Students rally together in support of Mizzou minority

November 16, 2015
Desirae Lee
photographer: Desirae Lee
mizzou, rally, progressive black men, naacp, dream defenders, black student union, black affairs

Wednesday was a quiet day of relaxation and veteran appreciation for most students. For fourth-year business management major Heather Jackson, it was a day for civil action.

Students gathered in Turlington Plaza at 5:30 p.m. wearing all black attire as part of the “Blacked Out UF” rally to show support for students feeling threatened at the University of Missouri. Jackson along with Daniel Clayton, both political action co-chairs for the University of Florida chapter of NAACP, heard about the controversy going on in Missouri and felt the need for a student gathering to unite and voice opinions.

“We found a way that we could make a difference and we made that difference,” said Jackson.  

With almost as little as two hours notice, dozens of students found their way to the event through text messages and social media. Members from Black Affairs, Black Student Union, Progressive Black Men and student body president Joselin Padron-Rasines were in attendance.

“It shows urgency. It shows the power of individuals saying we need to do something and we need to do something now,” said Padron-Rasines.

camera man

Padron-Rasines also recognized the event as a catalyst of sorts for University of Florida: “What happened in Missouri is not an anomaly. It is important for UF to acknowledge Missouri and to be there as a support system. I think today was a call to action,” she said.

The event began with the linking of hands and arms in a circle followed by performance poetry. The floor was opened up for about ten minutes, allowing students to speak on their views about the incidents taking place at the University of Missouri. Several students expressed ideas of increasing campus unity, and concerns about how similar the Missouri campus is to UF.

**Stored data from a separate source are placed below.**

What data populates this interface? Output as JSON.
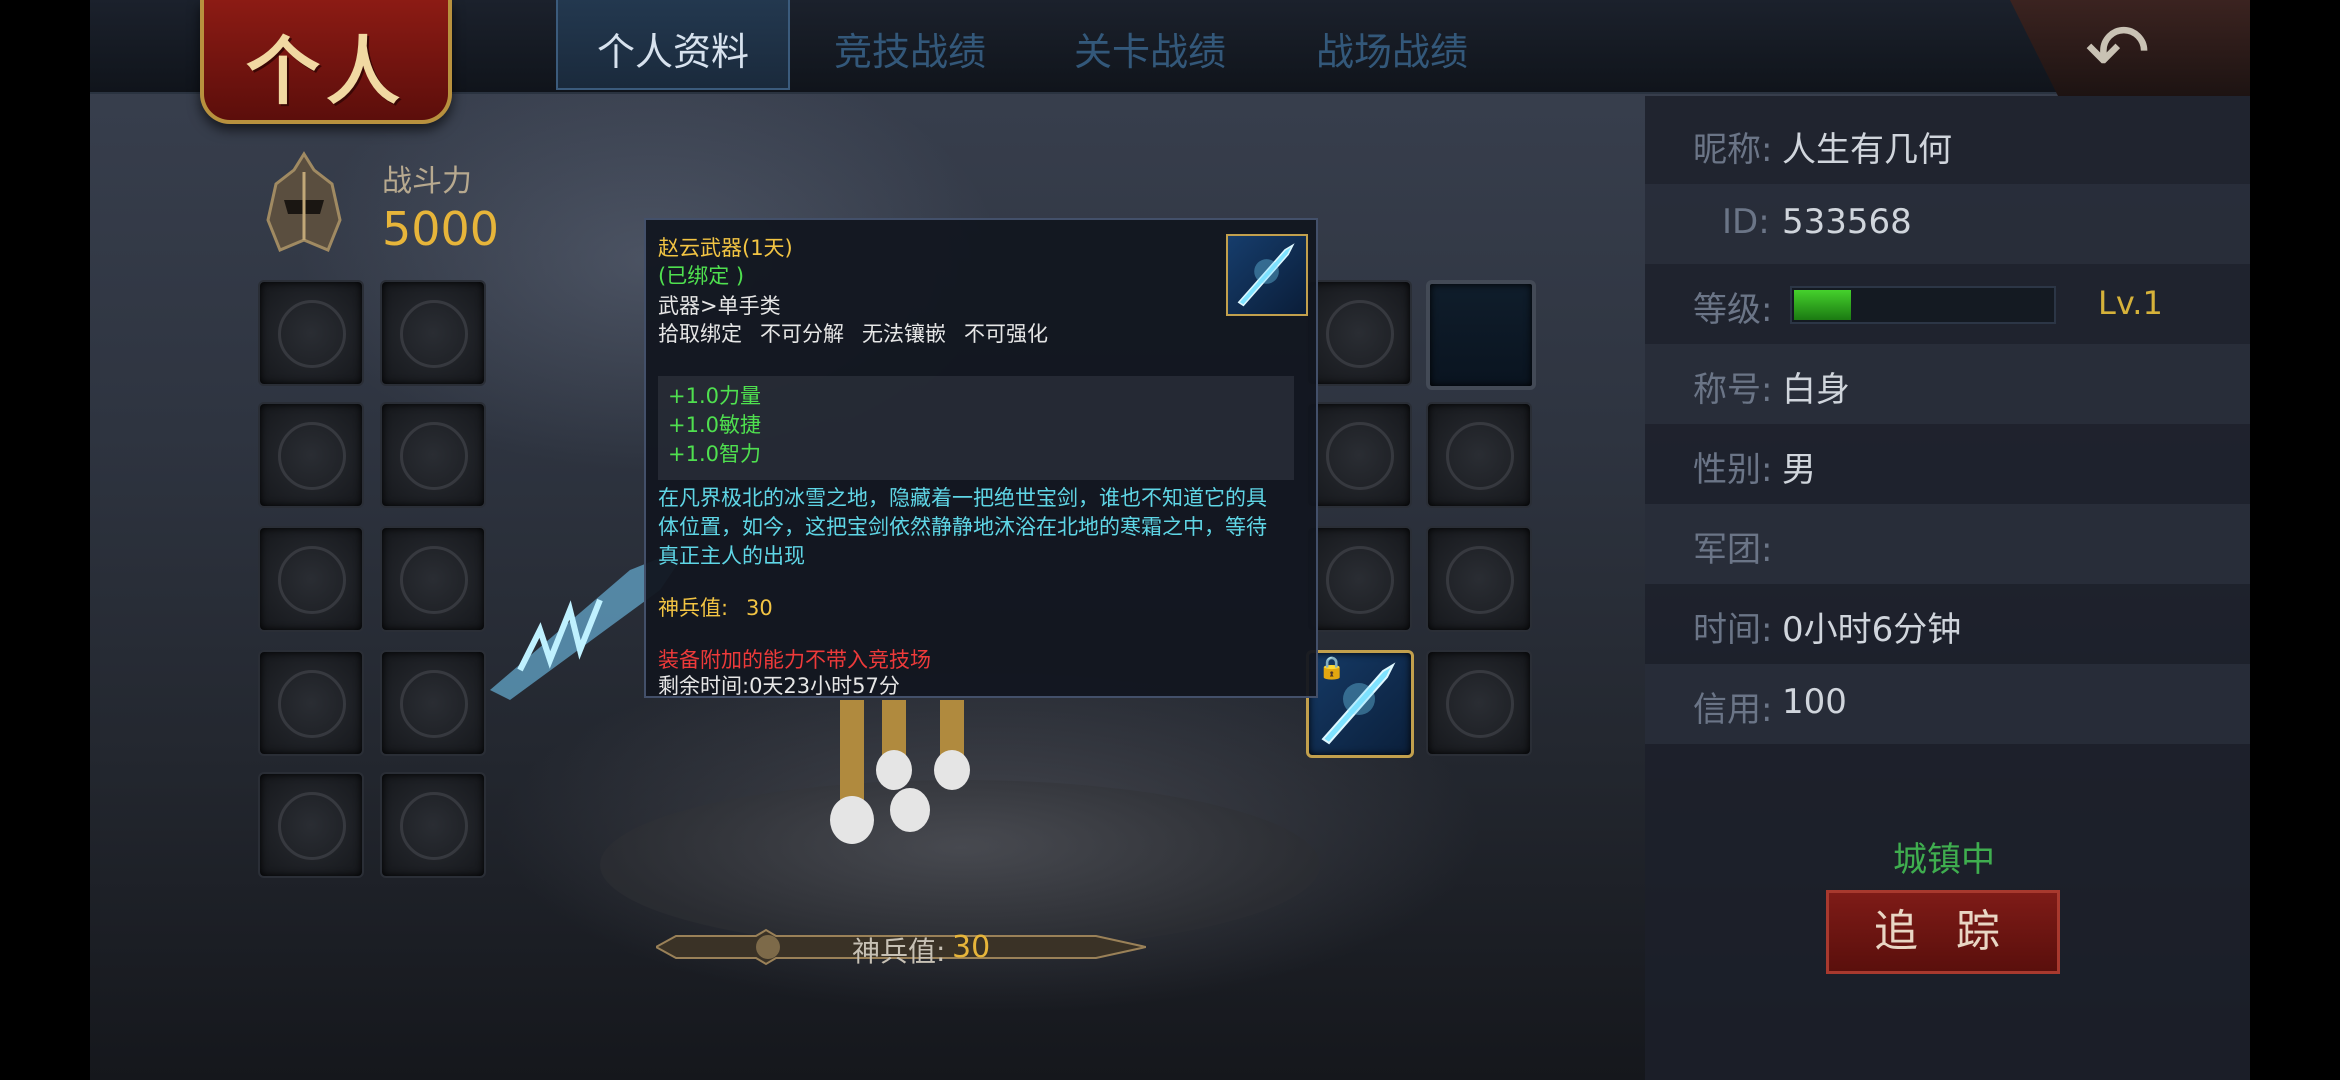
{
  "header": {
    "banner_title": "个人",
    "tabs": [
      {
        "label": "个人资料",
        "active": true
      },
      {
        "label": "竞技战绩",
        "active": false
      },
      {
        "label": "关卡战绩",
        "active": false
      },
      {
        "label": "战场战绩",
        "active": false
      }
    ],
    "back_icon": "back-arrow-icon"
  },
  "power": {
    "label": "战斗力",
    "value": "5000"
  },
  "shenbing_bar": {
    "label": "神兵值:",
    "value": "30"
  },
  "tooltip": {
    "name": "赵云武器(1天)",
    "bound": "(已绑定 )",
    "type": "武器>单手类",
    "flags": [
      "拾取绑定",
      "不可分解",
      "无法镶嵌",
      "不可强化"
    ],
    "stats": [
      "+1.0力量",
      "+1.0敏捷",
      "+1.0智力"
    ],
    "description": "在凡界极北的冰雪之地，隐藏着一把绝世宝剑，谁也不知道它的具体位置，如今，这把宝剑依然静静地沐浴在北地的寒霜之中，等待真正主人的出现",
    "shenbing_label": "神兵值:",
    "shenbing_value": "30",
    "warning": "装备附加的能力不带入竞技场",
    "remaining": "剩余时间:0天23小时57分",
    "colors": {
      "name": "#f2c443",
      "bound": "#4fe04f",
      "stats": "#4fe04f",
      "desc": "#5fd6e6",
      "warning": "#ee3a3a"
    }
  },
  "profile": {
    "nickname_label": "昵称:",
    "nickname": "人生有几何",
    "id_label": "ID:",
    "id": "533568",
    "level_label": "等级:",
    "level_progress": 0.22,
    "level": "Lv.1",
    "title_label": "称号:",
    "title": "白身",
    "gender_label": "性别:",
    "gender": "男",
    "legion_label": "军团:",
    "legion": "",
    "time_label": "时间:",
    "time": "0小时6分钟",
    "credit_label": "信用:",
    "credit": "100",
    "status": "城镇中",
    "track_button": "追 踪"
  }
}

Both UF and Mizzou are affiliated with the Southeastern Conference. The University of Missouri is also a public research university with a student demographic that parallels UF. African Americans represent only seven percent of the University of Missouri population. University of Florida has a six percent African-American population, which has been on the decline since 2007.

Contrary to their similarities, UF’s president was hired just this year while the University of Missouri’s president resigned this week. The Missouri student body was not satisfied with the actions of the president after their homecoming parade. Student led protests and athlete strikes resulted in president Tim Wolfe and chancellor R. Bowen Loftin resigning on Monday. By Tuesday night, serious online and verbal threats were made towards African-American students, including threats of racially targeted terrorism.

prayer

Following the discussion, members of a campus activist group called Dream Defenders led the crowd in several chants. As the sun began to set and the bell tower chimed in the background, students shouted in unison; “I. I believe. I believe that. I believe that we will win!”

The rally ended with a short prayer and a group photo.